Anthony Schofield said: “Arriving by car/taxi is painful due to congestion and the walk from the skytrain to baggage claim seems interminable.”

Border control

Border control, too, was a cause for complaint. “The wait at the frontière is shameful,” Linda, who preferred to use just her first name, told us. “I waited one and a half hours standing, with a lot of old people.”

Sharon Dubble agreed. She wrote: “The wait time to navigate passport control and customs is abysmal!”

Deborah Mur, too, bemoaned the issue of, “the long, long wait to pass border control in Terminal E, especially at 6am after an overnight flight.”

Beth Van Hulst, meanwhile, pulled no punches with her estimation of border staff and the airport in general. “[It] takes forever to go through immigration, and staff deserve their grumpy reputation. Also, queuing is very unclear and people get blocked because the airport layout is not well designed.”

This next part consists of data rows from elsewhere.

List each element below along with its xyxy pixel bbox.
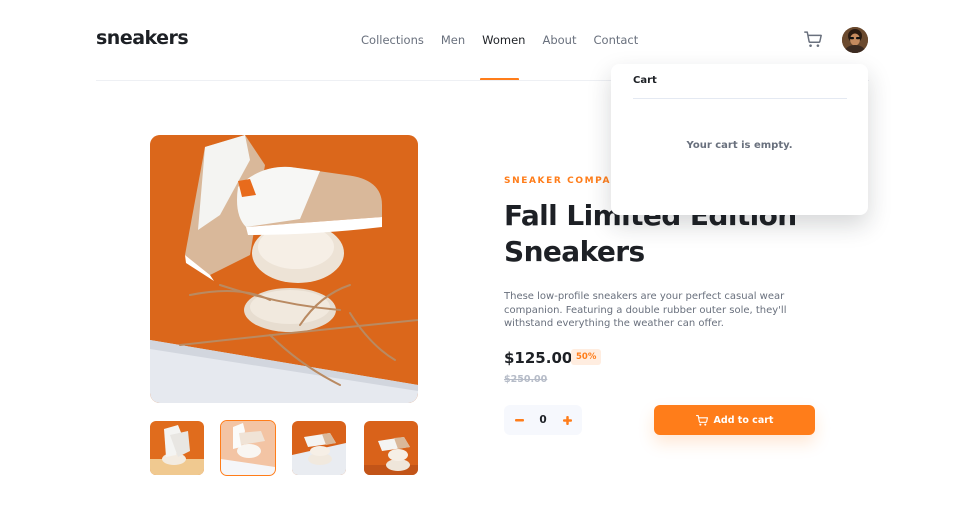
logo[interactable]: sneakers bbox=[96, 27, 189, 49]
cart-icon bbox=[695, 414, 708, 426]
product-description: These low-profile sneakers are your perf… bbox=[504, 291, 787, 329]
quantity-value: 0 bbox=[539, 414, 547, 426]
minus-icon[interactable] bbox=[512, 413, 526, 427]
cart-icon[interactable] bbox=[804, 31, 822, 48]
discount-badge: 50% bbox=[571, 349, 602, 365]
original-price: $250.00 bbox=[504, 374, 548, 385]
add-to-cart-button[interactable]: Add to cart bbox=[654, 405, 815, 435]
cart-empty-message: Your cart is empty. bbox=[686, 140, 793, 151]
nav-item-about[interactable]: About bbox=[542, 33, 576, 47]
add-to-cart-label: Add to cart bbox=[713, 414, 774, 426]
nav-item-collections[interactable]: Collections bbox=[361, 33, 424, 47]
thumbnail-3[interactable] bbox=[292, 421, 346, 475]
cart-title: Cart bbox=[633, 75, 657, 86]
plus-icon[interactable] bbox=[560, 413, 574, 427]
company-label: SNEAKER COMPANY bbox=[504, 176, 629, 186]
thumbnail-2[interactable] bbox=[220, 420, 276, 476]
thumbnail-4[interactable] bbox=[364, 421, 418, 475]
nav-item-contact[interactable]: Contact bbox=[594, 33, 639, 47]
main-nav: Collections Men Women About Contact bbox=[361, 33, 655, 47]
thumbnail-1[interactable] bbox=[150, 421, 204, 475]
nav-item-women[interactable]: Women bbox=[482, 33, 525, 47]
quantity-stepper: 0 bbox=[504, 405, 582, 435]
product-main-image[interactable] bbox=[150, 135, 418, 403]
cart-popover: Cart Your cart is empty. bbox=[611, 64, 868, 215]
nav-item-men[interactable]: Men bbox=[441, 33, 465, 47]
avatar[interactable] bbox=[842, 27, 868, 53]
current-price: $125.00 bbox=[504, 349, 573, 367]
cart-divider bbox=[633, 98, 847, 99]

Jeff VanderWolk highlighted the, “inadequate staffing of immigration counters and security checkpoints”, while Karel Prinsloo had no time for the brusque attitudes among security and border personnel. “Officers at customs are so rude. I once confronted the commander about their terrible behaviour.  His response said it all: ‘We are not here to be nice’. Also the security personnel.”

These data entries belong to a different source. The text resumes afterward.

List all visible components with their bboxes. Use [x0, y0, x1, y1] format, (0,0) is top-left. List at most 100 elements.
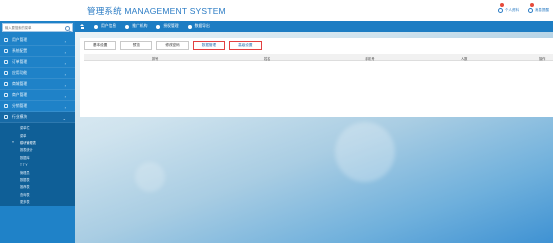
submenu-item-label: 菜单栏 — [20, 126, 30, 131]
main-panel: 基本设置 预览 修改密码 数据管理 高级设置 排号 姓名 手机号 人数 操作 — [80, 38, 553, 117]
nav-item-promotion[interactable]: 推广机构 — [125, 24, 147, 29]
sidebar-item-orders[interactable]: 订单管理 › — [0, 57, 75, 68]
notification-dot — [530, 3, 535, 7]
order-icon — [4, 60, 8, 64]
submenu-item-label: 报表统计 — [20, 148, 33, 153]
sidebar-item-label: 用户管理 — [12, 37, 28, 42]
chevron-right-icon: › — [64, 60, 66, 66]
share-icon — [4, 104, 8, 108]
nav-item-user-info[interactable]: 用户信息 — [94, 24, 116, 29]
profile-link-label: 个人资料 — [504, 8, 520, 12]
chevron-right-icon: › — [64, 71, 66, 77]
top-nav: 用户信息 推广机构 授权管理 数据导出 — [75, 21, 553, 32]
grid-icon — [156, 24, 161, 29]
submenu-item-label: 菜单 — [20, 133, 27, 138]
arrow-right-icon: » — [12, 140, 14, 145]
menu-search-input[interactable] — [3, 24, 61, 31]
column-header: 姓名 — [264, 56, 271, 61]
submenu-item[interactable]: T T Y — [0, 161, 75, 168]
submenu-item-label: 模块管理表 — [20, 140, 36, 145]
chevron-right-icon: › — [64, 104, 66, 110]
notification-dot — [500, 3, 505, 7]
advanced-settings-button[interactable]: 高级设置 — [229, 41, 262, 50]
home-icon[interactable] — [80, 24, 85, 29]
submenu-item[interactable]: 报表统计 — [0, 146, 75, 153]
nav-item-label: 用户信息 — [101, 24, 117, 28]
change-password-button[interactable]: 修改密码 — [156, 41, 189, 50]
submenu: 菜单栏 菜单 » 模块管理表 报表统计 数据库 T T Y 管理员 数据表 推荐表… — [0, 123, 75, 207]
table-header: 排号 姓名 手机号 人数 操作 — [84, 54, 553, 61]
promotion-icon — [125, 24, 130, 29]
profile-link[interactable]: 个人资料 — [498, 3, 519, 13]
nav-item-export[interactable]: 数据导出 — [187, 24, 210, 29]
chevron-right-icon: › — [64, 93, 66, 99]
submenu-item[interactable]: 菜单 — [0, 131, 75, 138]
submenu-item[interactable]: 管理员 — [0, 168, 75, 175]
submenu-item[interactable]: 更多表 — [0, 198, 75, 205]
top-header: 管理系统 MANAGEMENT SYSTEM 个人资料 消息提醒 — [0, 0, 553, 21]
submenu-item[interactable]: 数据表 — [0, 176, 75, 183]
column-header: 手机号 — [365, 56, 375, 61]
column-header: 操作 — [539, 56, 546, 61]
search-icon[interactable] — [65, 25, 70, 31]
sidebar: 用户管理 › 系统配置 › 订单管理 › 应用功能 › 商城管理 › 商户管理 › 分销管理… — [0, 21, 75, 243]
sidebar-item-system[interactable]: 系统配置 › — [0, 46, 75, 57]
settings-icon — [4, 49, 8, 53]
chevron-right-icon: › — [64, 82, 66, 88]
basic-settings-button[interactable]: 基本设置 — [84, 41, 117, 50]
chevron-right-icon: › — [64, 49, 66, 55]
nav-item-label: 推广机构 — [132, 24, 148, 28]
module-icon — [4, 115, 8, 119]
toolbar: 基本设置 预览 修改密码 数据管理 高级设置 — [84, 41, 262, 50]
background-bokeh — [335, 122, 395, 182]
submenu-item[interactable]: 查询表 — [0, 191, 75, 198]
app-icon — [4, 71, 8, 75]
merchant-icon — [4, 93, 8, 97]
sidebar-item-label: 系统配置 — [12, 48, 28, 53]
user-icon — [498, 8, 504, 13]
sidebar-item-merchant[interactable]: 商户管理 › — [0, 90, 75, 101]
submenu-item-label: 数据库 — [20, 155, 30, 160]
nav-item-auth[interactable]: 授权管理 — [156, 24, 179, 29]
data-management-button[interactable]: 数据管理 — [192, 41, 226, 50]
submenu-item-label: 查询表 — [20, 192, 30, 197]
submenu-item[interactable]: 推荐表 — [0, 183, 75, 190]
submenu-item-label: 管理员 — [20, 170, 30, 175]
sidebar-item-apps[interactable]: 应用功能 › — [0, 68, 75, 79]
eye-icon — [187, 24, 192, 29]
sidebar-item-label: 商城管理 — [12, 81, 28, 86]
sidebar-item-label: 商户管理 — [12, 92, 28, 97]
sidebar-search — [2, 23, 73, 32]
user-icon — [94, 24, 98, 29]
sidebar-item-users[interactable]: 用户管理 › — [0, 35, 75, 46]
messages-link[interactable]: 消息提醒 — [528, 3, 549, 13]
chevron-down-icon: ⌄ — [62, 115, 66, 121]
submenu-item-current[interactable]: » 模块管理表 — [0, 139, 75, 146]
column-header: 人数 — [461, 56, 468, 61]
data-table: 排号 姓名 手机号 人数 操作 — [84, 54, 553, 61]
submenu-item[interactable]: 数据库 — [0, 154, 75, 161]
nav-item-label: 数据导出 — [194, 24, 210, 28]
sidebar-menu: 用户管理 › 系统配置 › 订单管理 › 应用功能 › 商城管理 › 商户管理 › 分销管理… — [0, 35, 75, 207]
sidebar-item-distribution[interactable]: 分销管理 › — [0, 101, 75, 112]
submenu-item-label: 数据表 — [20, 177, 30, 182]
preview-button[interactable]: 预览 — [120, 41, 153, 50]
background-bokeh — [135, 162, 165, 192]
shop-icon — [4, 82, 8, 86]
sidebar-item-label: 分销管理 — [12, 103, 28, 108]
user-icon — [4, 38, 8, 42]
sidebar-item-modules[interactable]: 行业模块 ⌄ — [0, 112, 75, 123]
sidebar-item-shop[interactable]: 商城管理 › — [0, 79, 75, 90]
chevron-right-icon: › — [64, 38, 66, 44]
submenu-item-label: 更多表 — [20, 200, 30, 205]
submenu-item-label: T T Y — [20, 162, 28, 167]
sidebar-item-label: 应用功能 — [12, 70, 28, 75]
bell-icon — [528, 8, 534, 13]
submenu-item[interactable]: 菜单栏 — [0, 124, 75, 131]
app-title: 管理系统 MANAGEMENT SYSTEM — [87, 6, 226, 16]
sidebar-item-label: 订单管理 — [12, 59, 28, 64]
submenu-item-label: 推荐表 — [20, 185, 30, 190]
column-header: 排号 — [152, 56, 159, 61]
messages-link-label: 消息提醒 — [534, 8, 549, 12]
logo-area — [0, 0, 75, 21]
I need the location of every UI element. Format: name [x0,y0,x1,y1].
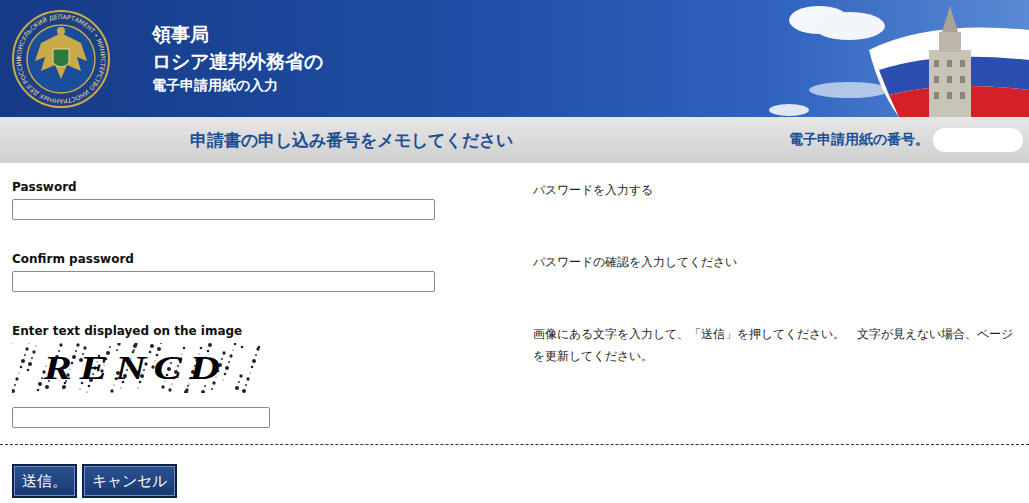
captcha-text: RENCD [44,349,228,387]
emblem: КОНСУЛЬСКИЙ ДЕПАРТАМЕНТ • МИНИСТЕРСТВО И… [0,0,116,117]
field: Confirm password [12,251,533,292]
form-number: 電子申請用紙の番号。 [789,128,1023,152]
field-label: Password [12,179,533,195]
notice-message: 申請書の申し込み番号をメモしてください [190,129,513,152]
form-number-field [933,128,1023,152]
form-row: Confirm passwordパスワードの確認を入力してください [0,251,1029,292]
notice-bar: 申請書の申し込み番号をメモしてください 電子申請用紙の番号。 [0,117,1029,163]
password-input[interactable] [12,199,435,220]
header-title: 領事局ロシア連邦外務省の電子申請用紙の入力 [116,0,323,117]
field-label: Confirm password [12,251,533,267]
header-line: 領事局 [152,23,323,46]
button-bar: 送信。キャンセル [0,445,1029,503]
field-label: Enter text displayed on the image [12,323,533,339]
field-hint: パスワードの確認を入力してください [533,251,1023,292]
field: Password [12,179,533,220]
form-number-label: 電子申請用紙の番号。 [789,131,929,149]
field-hint: 画像にある文字を入力して、「送信」を押してください。 文字が見えない場合、ページ… [533,323,1023,428]
submit-button[interactable]: 送信。 [12,464,77,498]
emblem-icon: КОНСУЛЬСКИЙ ДЕПАРТАМЕНТ • МИНИСТЕРСТВО И… [11,9,111,109]
cancel-button[interactable]: キャンセル [82,464,177,498]
field: Enter text displayed on the image RENCD [12,323,533,428]
captcha-input[interactable] [12,407,270,428]
header-line: ロシア連邦外務省の [152,50,323,73]
form: Passwordパスワードを入力する Confirm passwordパスワードの… [0,163,1029,442]
header-line: 電子申請用紙の入力 [152,77,323,94]
divider [0,444,1029,445]
page: КОНСУЛЬСКИЙ ДЕПАРТАМЕНТ • МИНИСТЕРСТВО И… [0,0,1029,503]
header: КОНСУЛЬСКИЙ ДЕПАРТАМЕНТ • МИНИСТЕРСТВО И… [0,0,1029,117]
svg-text:КОНСУЛЬСКИЙ ДЕПАРТАМЕНТ • МИНИ: КОНСУЛЬСКИЙ ДЕПАРТАМЕНТ • МИНИСТЕРСТВО И… [15,12,107,104]
field-hint: パスワードを入力する [533,179,1023,220]
header-scenery-icon [729,0,1029,117]
captcha-image: RENCD [12,343,260,393]
form-row: Passwordパスワードを入力する [0,179,1029,220]
password-input[interactable] [12,271,435,292]
form-row: Enter text displayed on the image RENCD 画像… [0,323,1029,428]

One of the most-complained-about aspects is one that is not actually within the airport’s control – public transport connections.  

Mahesh Chaturvedula was just one of those to wonder about integrated travel systems in France, noting problems with the reliability of onward RER rail services, and access to the RER network from the terminal.

The airport is connected to the city via RER B, one of the capital’s notoriously slow and crowded suburban trains. Although there are plans to create a new high-speed service to the airport, this now won’t begin until after the 2024 Olympics.

Sekhar also called for, “more frequent trains from SNCF to different cities across France with respect to the international flight schedules.”

The good news

But it wasn’t all bad news for the airport, 35 percent of survey respondents said the airport had more positives than negatives, while a Twitter poll of local readers came out in favour of Charles de Gaulle.

Conceding that the airport is “too spread out”, Jim Lockard said it, “generally operates well; [and has] decent amenities for food and shopping”.

Declan Murphy was one of a number of respondents to praise the, “good services and hotels in terminals”, while Dean Millar – who last passed through Charles de Gaulle in October – said the, “signage is very good. [It is] easy to find my way around”.

He added: “Considering the size (very large) [of the airport] it is very well done.  So no complaints at all.”